Masyarakat mempertanyakan prioritas Satpol PP yang selama ini dinilai lebih cepat bergerak dalam mengurusi tempat hiburan malam bahkan disebut-sebut menerima berbagai bentuk setoran dari aktivitas tersebut ketimbang urusan rumah ibadah.
“Kok bisa tempat hiburan malam lebih cepat mereka urus, tapi masjid malah dipinggirkan? Ini bukan hanya janggal, tapi memalukan bagi institusi penegak perda,” lanjutnya.
Tokoh agama H. Sam turut memberikan tanggapan keras. Ia menilai sangat ironis jika pejabat publik tidak mampu menunjukkan partisipasi terhadap kegiatan positif, terlebih pembangunan masjid.
“Sangat disayangkan jika seorang pejabat tidak bisa memberikan partisipasinya dalam hal kegiatan yang baik seperti pembangunan masjid.
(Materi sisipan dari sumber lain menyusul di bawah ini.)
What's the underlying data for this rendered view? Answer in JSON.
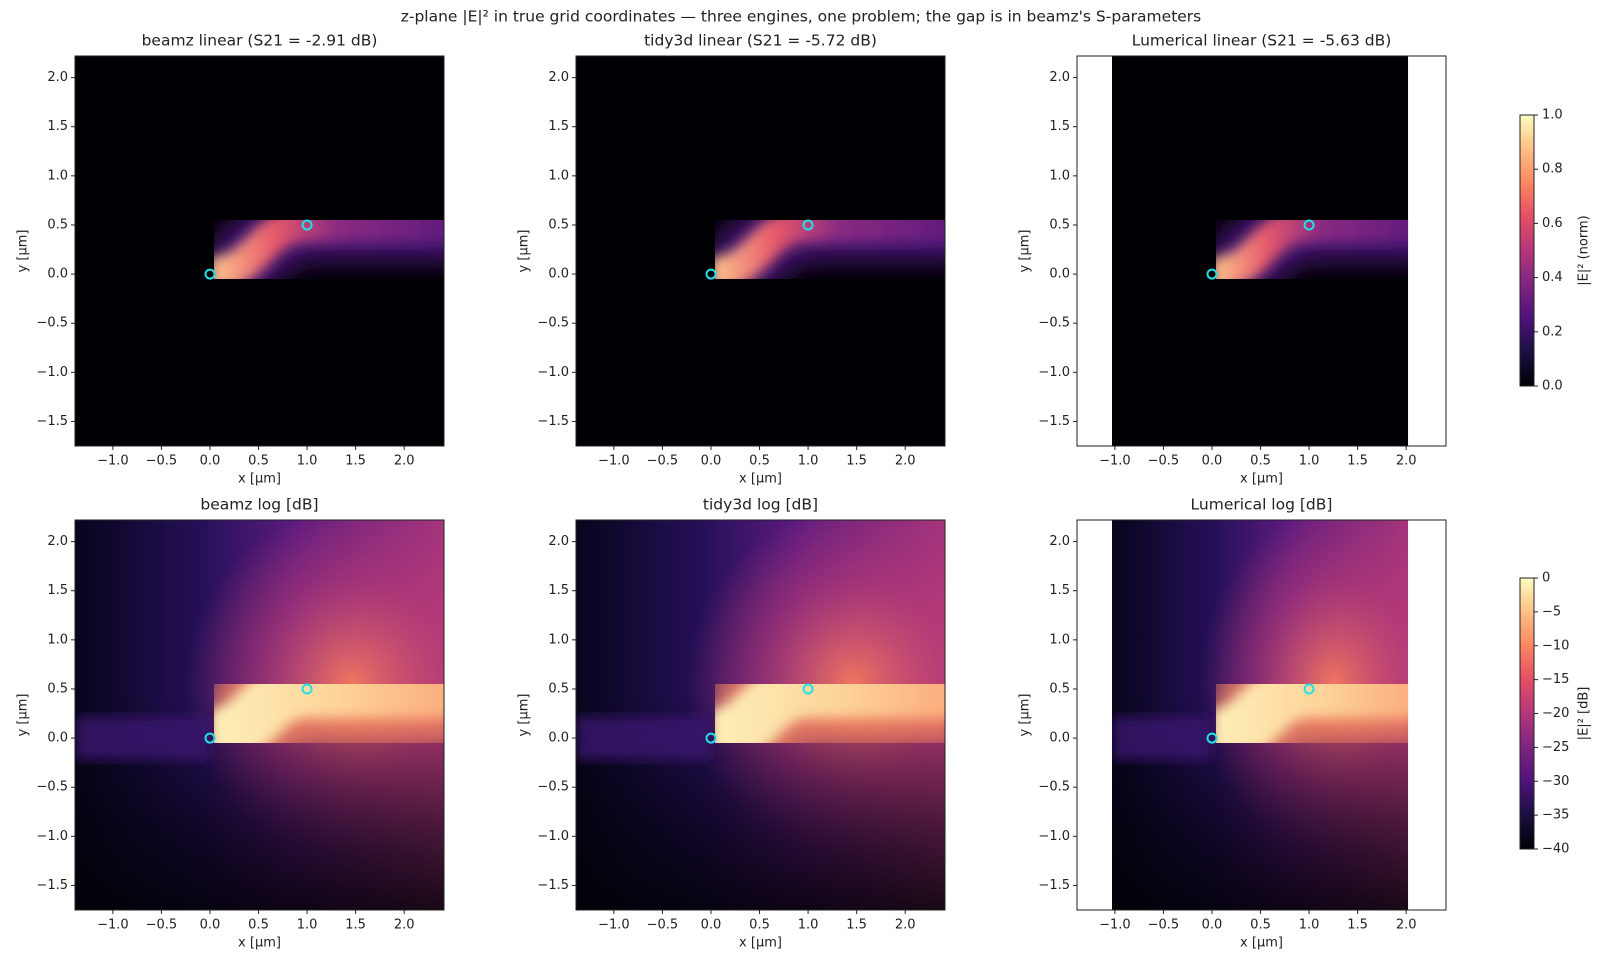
{
  "title": "z-plane |E|² in true grid coordinates — three engines, one problem; the gap is in beamz's S-parameters",
  "chart_data": [
    {
      "type": "heatmap",
      "style": "linear",
      "title": "beamz  linear   (S21 = -2.91 dB)",
      "x_label": "x [µm]",
      "y_label": "y [µm]",
      "xlim": [
        -1.39,
        2.41
      ],
      "ylim": [
        -1.75,
        2.22
      ],
      "image_xlim": [
        -1.39,
        2.41
      ],
      "colormap": "magma",
      "xticks": [
        {
          "value": -1,
          "label": "−1.0"
        },
        {
          "value": -0.5,
          "label": "−0.5"
        },
        {
          "value": 0,
          "label": "0.0"
        },
        0.5,
        {
          "value": 1,
          "label": "1.0"
        },
        1.5,
        {
          "value": 2,
          "label": "2.0"
        }
      ],
      "yticks": [
        {
          "value": -1.5,
          "label": "−1.5"
        },
        {
          "value": -1,
          "label": "−1.0"
        },
        {
          "value": -0.5,
          "label": "−0.5"
        },
        {
          "value": 0,
          "label": "0.0"
        },
        0.5,
        {
          "value": 1,
          "label": "1.0"
        },
        1.5,
        {
          "value": 2,
          "label": "2.0"
        }
      ],
      "markers": {
        "x": [
          0,
          1
        ],
        "y": [
          0,
          0.5
        ],
        "color": "#22e0e8"
      }
    },
    {
      "type": "heatmap",
      "style": "linear",
      "title": "tidy3d  linear   (S21 = -5.72 dB)",
      "x_label": "x [µm]",
      "y_label": "y [µm]",
      "xlim": [
        -1.39,
        2.41
      ],
      "ylim": [
        -1.75,
        2.22
      ],
      "image_xlim": [
        -1.39,
        2.41
      ],
      "colormap": "magma",
      "xticks": [
        {
          "value": -1,
          "label": "−1.0"
        },
        {
          "value": -0.5,
          "label": "−0.5"
        },
        {
          "value": 0,
          "label": "0.0"
        },
        0.5,
        {
          "value": 1,
          "label": "1.0"
        },
        1.5,
        {
          "value": 2,
          "label": "2.0"
        }
      ],
      "yticks": [
        {
          "value": -1.5,
          "label": "−1.5"
        },
        {
          "value": -1,
          "label": "−1.0"
        },
        {
          "value": -0.5,
          "label": "−0.5"
        },
        {
          "value": 0,
          "label": "0.0"
        },
        0.5,
        {
          "value": 1,
          "label": "1.0"
        },
        1.5,
        {
          "value": 2,
          "label": "2.0"
        }
      ],
      "markers": {
        "x": [
          0,
          1
        ],
        "y": [
          0,
          0.5
        ],
        "color": "#22e0e8"
      }
    },
    {
      "type": "heatmap",
      "style": "linear",
      "title": "Lumerical  linear   (S21 = -5.63 dB)",
      "x_label": "x [µm]",
      "y_label": "y [µm]",
      "xlim": [
        -1.39,
        2.41
      ],
      "ylim": [
        -1.75,
        2.22
      ],
      "image_xlim": [
        -1.03,
        2.02
      ],
      "colormap": "magma",
      "xticks": [
        {
          "value": -1,
          "label": "−1.0"
        },
        {
          "value": -0.5,
          "label": "−0.5"
        },
        {
          "value": 0,
          "label": "0.0"
        },
        0.5,
        {
          "value": 1,
          "label": "1.0"
        },
        1.5,
        {
          "value": 2,
          "label": "2.0"
        }
      ],
      "yticks": [
        {
          "value": -1.5,
          "label": "−1.5"
        },
        {
          "value": -1,
          "label": "−1.0"
        },
        {
          "value": -0.5,
          "label": "−0.5"
        },
        {
          "value": 0,
          "label": "0.0"
        },
        0.5,
        {
          "value": 1,
          "label": "1.0"
        },
        1.5,
        {
          "value": 2,
          "label": "2.0"
        }
      ],
      "markers": {
        "x": [
          0,
          1
        ],
        "y": [
          0,
          0.5
        ],
        "color": "#22e0e8"
      }
    },
    {
      "type": "heatmap",
      "style": "log",
      "title": "beamz  log [dB]",
      "x_label": "x [µm]",
      "y_label": "y [µm]",
      "xlim": [
        -1.39,
        2.41
      ],
      "ylim": [
        -1.75,
        2.22
      ],
      "image_xlim": [
        -1.39,
        2.41
      ],
      "colormap": "magma",
      "xticks": [
        {
          "value": -1,
          "label": "−1.0"
        },
        {
          "value": -0.5,
          "label": "−0.5"
        },
        {
          "value": 0,
          "label": "0.0"
        },
        0.5,
        {
          "value": 1,
          "label": "1.0"
        },
        1.5,
        {
          "value": 2,
          "label": "2.0"
        }
      ],
      "yticks": [
        {
          "value": -1.5,
          "label": "−1.5"
        },
        {
          "value": -1,
          "label": "−1.0"
        },
        {
          "value": -0.5,
          "label": "−0.5"
        },
        {
          "value": 0,
          "label": "0.0"
        },
        0.5,
        {
          "value": 1,
          "label": "1.0"
        },
        1.5,
        {
          "value": 2,
          "label": "2.0"
        }
      ],
      "markers": {
        "x": [
          0,
          1
        ],
        "y": [
          0,
          0.5
        ],
        "color": "#22e0e8"
      }
    },
    {
      "type": "heatmap",
      "style": "log",
      "title": "tidy3d  log [dB]",
      "x_label": "x [µm]",
      "y_label": "y [µm]",
      "xlim": [
        -1.39,
        2.41
      ],
      "ylim": [
        -1.75,
        2.22
      ],
      "image_xlim": [
        -1.39,
        2.41
      ],
      "colormap": "magma",
      "xticks": [
        {
          "value": -1,
          "label": "−1.0"
        },
        {
          "value": -0.5,
          "label": "−0.5"
        },
        {
          "value": 0,
          "label": "0.0"
        },
        0.5,
        {
          "value": 1,
          "label": "1.0"
        },
        1.5,
        {
          "value": 2,
          "label": "2.0"
        }
      ],
      "yticks": [
        {
          "value": -1.5,
          "label": "−1.5"
        },
        {
          "value": -1,
          "label": "−1.0"
        },
        {
          "value": -0.5,
          "label": "−0.5"
        },
        {
          "value": 0,
          "label": "0.0"
        },
        0.5,
        {
          "value": 1,
          "label": "1.0"
        },
        1.5,
        {
          "value": 2,
          "label": "2.0"
        }
      ],
      "markers": {
        "x": [
          0,
          1
        ],
        "y": [
          0,
          0.5
        ],
        "color": "#22e0e8"
      }
    },
    {
      "type": "heatmap",
      "style": "log",
      "title": "Lumerical  log [dB]",
      "x_label": "x [µm]",
      "y_label": "y [µm]",
      "xlim": [
        -1.39,
        2.41
      ],
      "ylim": [
        -1.75,
        2.22
      ],
      "image_xlim": [
        -1.03,
        2.02
      ],
      "colormap": "magma",
      "xticks": [
        {
          "value": -1,
          "label": "−1.0"
        },
        {
          "value": -0.5,
          "label": "−0.5"
        },
        {
          "value": 0,
          "label": "0.0"
        },
        0.5,
        {
          "value": 1,
          "label": "1.0"
        },
        1.5,
        {
          "value": 2,
          "label": "2.0"
        }
      ],
      "yticks": [
        {
          "value": -1.5,
          "label": "−1.5"
        },
        {
          "value": -1,
          "label": "−1.0"
        },
        {
          "value": -0.5,
          "label": "−0.5"
        },
        {
          "value": 0,
          "label": "0.0"
        },
        0.5,
        {
          "value": 1,
          "label": "1.0"
        },
        1.5,
        {
          "value": 2,
          "label": "2.0"
        }
      ],
      "markers": {
        "x": [
          0,
          1
        ],
        "y": [
          0,
          0.5
        ],
        "color": "#22e0e8"
      }
    },
    {
      "type": "colorbar",
      "label": "|E|² (norm)",
      "colormap": "magma",
      "ylim": [
        0,
        1
      ],
      "yticks": [
        {
          "value": 0,
          "label": "0.0"
        },
        0.2,
        0.4,
        0.6,
        0.8,
        {
          "value": 1,
          "label": "1.0"
        }
      ]
    },
    {
      "type": "colorbar",
      "label": "|E|² [dB]",
      "colormap": "magma",
      "ylim": [
        -40,
        0
      ],
      "yticks": [
        {
          "value": -40,
          "label": "−40"
        },
        {
          "value": -35,
          "label": "−35"
        },
        {
          "value": -30,
          "label": "−30"
        },
        {
          "value": -25,
          "label": "−25"
        },
        {
          "value": -20,
          "label": "−20"
        },
        {
          "value": -15,
          "label": "−15"
        },
        {
          "value": -10,
          "label": "−10"
        },
        {
          "value": -5,
          "label": "−5"
        },
        0
      ]
    }
  ]
}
Nilainya tidak besar, tapi kepeduliannya itu yang dinilai,” tegas H. Sam kepada wartawan
Menurutnya, jika alasan yang digunakan adalah ketiadaan anggaran dinas, pejabat seharusnya memiliki empati untuk memberikan dukungan pribadi even jika itu sekadar Rp10.000–Rp50.000 sebagai bentuk solidaritas dan penghormatan terhadap kegiatan keagamaan masyarakat.
“Ini bukan soal nominal, tapi soal kepekaan hati,” tambahnya.
Hingga berita ini dipublikasikan, baik Sekdis Satpol PP maupun Kasat Satpol PP Kabupaten Tangerang, Ana Supriatna, tidak mengeluarkan pernyataan resmi. Sikap bungkam ini semakin memperkuat penilaian publik bahwa birokrasi Satpol PP kini kehilangan sentuhannya terhadap kebutuhan dasar masyarakat, terutama dalam pembangunan rumah ibadah.